Here we explore another machine learning framework, scikit-learn, as well as show how to use matplotlib, to draw graphs. Check out the official site for scikit-learn.
The scikit-learn python ML API predates Apache Spark and TensorFlow, which is to say it has been around longer than big data. It has long been used by those who see themselves as pure data scientists, as opposed to data engineers. Still you can connect scikit-learn to Spark so that the transformations and calculations you can run across a cluster of machines. Without that you can only work with datasets that fit into the memory, cpu speed, and disk space of a single machine.
Scikit-learn is very strong on statistical functions and packed full of almost every algorithm you can think of, including those that only academics and mathematicians would understand, plus neural networks, which is applied ML. But you need not be a mathematician to get started with the product. Here we show how to code the simplest possible example.
(This article is part of our scikit-learn Guide. Use the right-hand menu to navigate.)
Environment
You should use conda to setup Python and install packages. This will make it easy to integrate sckit-learn with Zeppelin Notebooks. It is difficult to add python packages to Zeppelin otherwise.
You could run this example from the Python command line, but Zeppelin is graphical, so you can draw nice graphs with matplotlib.
When you install Zeppelin, install the package with ALL interpreters so that Python, Spark, matplotlib. etc. are there. Follow this example if you are new to Zeppelin to understand that.
Install Anaconda and then enter this command to install scikit-learn:
conda install scikit-learn
Then in Zeppelin point your Python interpreter to the Anaconda Python like this:
Example
We will do the simplest possible example, which is linear regression with 1 independent variable and 1 dependant variable. And we will set up our data so that the data is perfectly correlated, meaning the variance is 1. In other words, with LR the goal is to solve this equation for a straight line by finding the coefficient m and y intercept b.
y = mx + b
But our goal here is just to show how to use scikit-learn. So we will mock our data using y = 2x + 0 = 2x. (If you want a more realistic example you could use the standard normal distribution and draw a random noise factor from that and add that to y.)

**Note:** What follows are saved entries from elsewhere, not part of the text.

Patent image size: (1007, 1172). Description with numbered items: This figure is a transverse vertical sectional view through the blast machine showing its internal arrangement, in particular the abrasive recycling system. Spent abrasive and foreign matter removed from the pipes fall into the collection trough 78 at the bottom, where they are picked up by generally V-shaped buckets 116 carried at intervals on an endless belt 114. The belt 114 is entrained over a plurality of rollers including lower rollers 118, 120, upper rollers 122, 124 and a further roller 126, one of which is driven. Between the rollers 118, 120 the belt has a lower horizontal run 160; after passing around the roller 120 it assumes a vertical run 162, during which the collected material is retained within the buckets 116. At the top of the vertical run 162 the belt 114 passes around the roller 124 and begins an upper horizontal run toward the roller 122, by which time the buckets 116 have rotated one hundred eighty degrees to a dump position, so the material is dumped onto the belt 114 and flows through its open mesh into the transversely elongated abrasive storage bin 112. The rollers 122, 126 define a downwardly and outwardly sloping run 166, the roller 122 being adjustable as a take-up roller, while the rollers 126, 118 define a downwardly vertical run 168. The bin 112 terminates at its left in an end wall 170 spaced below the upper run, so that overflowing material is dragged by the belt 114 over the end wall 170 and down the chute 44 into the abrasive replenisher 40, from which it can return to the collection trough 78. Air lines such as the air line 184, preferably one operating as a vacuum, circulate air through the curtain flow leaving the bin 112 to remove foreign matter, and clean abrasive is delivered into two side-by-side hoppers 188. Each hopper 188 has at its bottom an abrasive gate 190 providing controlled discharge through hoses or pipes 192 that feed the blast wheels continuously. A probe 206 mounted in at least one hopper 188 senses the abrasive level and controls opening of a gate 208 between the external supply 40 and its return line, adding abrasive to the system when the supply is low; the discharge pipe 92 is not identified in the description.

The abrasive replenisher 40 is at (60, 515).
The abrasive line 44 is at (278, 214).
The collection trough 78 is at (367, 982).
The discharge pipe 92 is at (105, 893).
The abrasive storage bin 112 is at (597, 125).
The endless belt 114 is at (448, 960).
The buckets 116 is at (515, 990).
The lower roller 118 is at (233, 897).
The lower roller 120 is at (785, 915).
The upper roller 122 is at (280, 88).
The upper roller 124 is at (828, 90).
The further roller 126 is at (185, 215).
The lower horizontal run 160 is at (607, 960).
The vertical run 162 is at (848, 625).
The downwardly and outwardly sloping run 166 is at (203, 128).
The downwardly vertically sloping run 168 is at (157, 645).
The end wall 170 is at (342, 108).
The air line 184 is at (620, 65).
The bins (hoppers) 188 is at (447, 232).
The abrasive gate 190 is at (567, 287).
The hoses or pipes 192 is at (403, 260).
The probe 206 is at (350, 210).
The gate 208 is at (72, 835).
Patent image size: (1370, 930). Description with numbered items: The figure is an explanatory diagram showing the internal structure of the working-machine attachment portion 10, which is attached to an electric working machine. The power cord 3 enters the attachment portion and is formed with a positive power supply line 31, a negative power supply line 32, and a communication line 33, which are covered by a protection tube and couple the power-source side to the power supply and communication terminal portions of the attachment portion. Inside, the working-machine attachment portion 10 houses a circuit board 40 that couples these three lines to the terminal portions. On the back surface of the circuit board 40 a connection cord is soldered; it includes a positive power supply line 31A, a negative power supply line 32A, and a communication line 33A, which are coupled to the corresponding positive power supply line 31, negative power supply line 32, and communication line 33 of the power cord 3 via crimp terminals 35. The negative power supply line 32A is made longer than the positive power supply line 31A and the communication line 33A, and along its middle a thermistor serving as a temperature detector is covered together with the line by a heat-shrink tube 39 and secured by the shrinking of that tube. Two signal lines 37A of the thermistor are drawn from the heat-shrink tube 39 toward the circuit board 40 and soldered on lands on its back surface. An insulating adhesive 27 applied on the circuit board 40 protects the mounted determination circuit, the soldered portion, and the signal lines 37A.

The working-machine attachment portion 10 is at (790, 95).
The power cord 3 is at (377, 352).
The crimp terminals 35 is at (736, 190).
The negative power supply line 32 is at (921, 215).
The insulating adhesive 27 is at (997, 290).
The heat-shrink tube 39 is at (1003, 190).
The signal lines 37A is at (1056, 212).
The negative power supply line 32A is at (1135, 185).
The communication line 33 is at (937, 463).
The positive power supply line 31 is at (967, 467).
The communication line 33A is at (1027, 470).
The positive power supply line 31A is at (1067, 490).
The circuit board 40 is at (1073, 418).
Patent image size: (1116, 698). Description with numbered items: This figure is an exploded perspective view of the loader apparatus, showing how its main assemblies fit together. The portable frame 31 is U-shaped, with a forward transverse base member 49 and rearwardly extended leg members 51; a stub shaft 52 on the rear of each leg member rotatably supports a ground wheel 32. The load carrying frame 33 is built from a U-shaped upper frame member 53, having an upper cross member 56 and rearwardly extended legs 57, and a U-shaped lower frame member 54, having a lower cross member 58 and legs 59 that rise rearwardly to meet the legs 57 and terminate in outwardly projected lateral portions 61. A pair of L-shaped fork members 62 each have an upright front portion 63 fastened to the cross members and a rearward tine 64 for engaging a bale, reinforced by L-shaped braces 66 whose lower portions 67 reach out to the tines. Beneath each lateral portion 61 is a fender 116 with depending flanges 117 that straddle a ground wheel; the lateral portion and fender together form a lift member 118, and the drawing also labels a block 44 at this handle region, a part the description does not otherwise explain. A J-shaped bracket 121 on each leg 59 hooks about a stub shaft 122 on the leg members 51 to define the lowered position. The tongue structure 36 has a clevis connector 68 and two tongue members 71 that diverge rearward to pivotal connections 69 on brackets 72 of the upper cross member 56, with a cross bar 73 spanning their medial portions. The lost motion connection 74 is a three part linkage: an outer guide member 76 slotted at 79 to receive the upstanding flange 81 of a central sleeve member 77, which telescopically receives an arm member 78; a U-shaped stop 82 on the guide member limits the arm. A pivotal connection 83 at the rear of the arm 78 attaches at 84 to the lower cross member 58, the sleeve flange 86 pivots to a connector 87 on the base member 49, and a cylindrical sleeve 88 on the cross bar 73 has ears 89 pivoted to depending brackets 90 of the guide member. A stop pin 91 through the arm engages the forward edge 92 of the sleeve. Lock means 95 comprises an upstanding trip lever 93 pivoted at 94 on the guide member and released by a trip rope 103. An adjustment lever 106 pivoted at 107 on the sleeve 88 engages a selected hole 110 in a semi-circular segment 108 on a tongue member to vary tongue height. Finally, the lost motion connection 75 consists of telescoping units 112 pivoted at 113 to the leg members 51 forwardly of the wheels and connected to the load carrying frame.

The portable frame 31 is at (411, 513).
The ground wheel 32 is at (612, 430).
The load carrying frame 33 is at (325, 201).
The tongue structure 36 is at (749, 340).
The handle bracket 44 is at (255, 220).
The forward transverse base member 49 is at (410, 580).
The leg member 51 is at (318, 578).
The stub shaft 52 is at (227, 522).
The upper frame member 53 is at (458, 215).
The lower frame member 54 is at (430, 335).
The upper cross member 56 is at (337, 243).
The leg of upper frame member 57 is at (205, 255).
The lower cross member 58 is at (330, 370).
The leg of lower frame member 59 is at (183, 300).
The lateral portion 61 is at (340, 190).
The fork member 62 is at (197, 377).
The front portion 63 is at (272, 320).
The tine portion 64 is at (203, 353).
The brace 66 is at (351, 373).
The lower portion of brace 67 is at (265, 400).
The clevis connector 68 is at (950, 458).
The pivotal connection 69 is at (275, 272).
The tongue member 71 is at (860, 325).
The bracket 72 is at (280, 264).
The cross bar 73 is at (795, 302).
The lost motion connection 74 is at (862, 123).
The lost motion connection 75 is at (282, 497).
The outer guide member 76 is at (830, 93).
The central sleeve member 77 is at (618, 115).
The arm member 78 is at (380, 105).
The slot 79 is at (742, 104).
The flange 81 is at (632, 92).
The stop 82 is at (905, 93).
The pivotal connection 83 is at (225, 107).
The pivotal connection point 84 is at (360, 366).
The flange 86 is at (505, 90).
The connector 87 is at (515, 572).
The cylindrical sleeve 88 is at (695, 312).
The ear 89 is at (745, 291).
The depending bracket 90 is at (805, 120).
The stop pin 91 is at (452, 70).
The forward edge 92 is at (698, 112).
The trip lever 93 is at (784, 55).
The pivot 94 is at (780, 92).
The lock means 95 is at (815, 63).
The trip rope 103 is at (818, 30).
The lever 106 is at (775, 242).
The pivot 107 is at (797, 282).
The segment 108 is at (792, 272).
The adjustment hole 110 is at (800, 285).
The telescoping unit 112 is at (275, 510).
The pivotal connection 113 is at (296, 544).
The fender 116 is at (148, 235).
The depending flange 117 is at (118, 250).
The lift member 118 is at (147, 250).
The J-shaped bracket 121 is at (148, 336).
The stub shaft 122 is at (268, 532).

The code from this example is stored here as a Zeppelin notebook. Below we show the code in sections. You can paste the sections into Zeppelin paragraphs in a Zeppelin notebook. Be sure to select the python interpreter when you create the notebook.
import matplotlib.pyplot as plt from sklearn import linear_model import numpy as np from sklearn.metrics import mean_squared_error, r2_score
First we instantiate the LinearRegression model.
reg = linear_model.LinearRegression()
Next we make an array. On the left are the independent variables 1,2,3. On the right are the dependant ones 2,4,6. As you can see each dependent variable y is equal to each dependant variable x times 2, i.e., y=2x.
Scikit-learn expects you to use a numpy array.
ar = np.array([[[1],[2],[3]], [[2],[4],[6]]]) ar
Results. Printing out each result helps to visualize and understand it.
array([[[1],
[2],
[3]],
[[2],
[4],
[6]]])
Here we slice the array taking just the y variables. (Slicing and reshaping arrays is a complicated topic. You can read about that here.) This array shape, ar.shape, is given in this tuple (2,3,1). This is an array 1 of 2 arrays. So we alternatives take the first 1 x 3 array at the second position for y:
y = ar[1,:] y
Results:
array([[2], [4], [6]])
Then take the first one for x.
x = ar[0,:] x
Results:
array([[1],
[2],
[3]])
Now we have the independent variables stored in a simple vector x and the dependant variables in y. In terms of machine learning we say we have 1 feature and 1 label.
Now we run fit() which uses the least squares method to find the line y=mx, by finding the slope m, which is the same as saying the coefficient m for the line y = mx.
reg.fit(x,y)
Now we can print the coefficient from the linear regression API.
print('Coefficients: \n', reg.coef_)
Result is 2, which we would expect since we know the line is y = 2x.
Coefficients: [[2.]]
Now let’s make test data the same way, 4,5,6 and then 2 times that for y:
xTest = np.array([[4],[5],[6]]) xTest
Results:
array([[4],
[5],
[6]])
Now feed the x test values xTest into predict method. It will return an array of y prediction.
ytest = np.array([[8],[10],[12]]) preds = reg.predict(xTest) preds
Results:
array([[ 8.],
[10.],
[12.]])
Now look at the error, which is the difference between the observed values (ytest) and predicted (preds). Of course, it is zero.
print("Mean squared error: %.2f" % mean_squared_error(ytest,preds))
Results:
Mean squared error: 0.00
And the variance is 1, since the data is perfectly correlated.
print("Variance score: %.2f" % r2_score(ytest,preds))
Results
Variance score: 1.00
Now we can plot is using matplotlib:
plt.scatter(xTest,preds, color='black') plt.plot(xTest,preds,color='blue', linewidth=3) plt.show()
That is the simplest possible example of how to use scikit-learn ML library to do linear regression.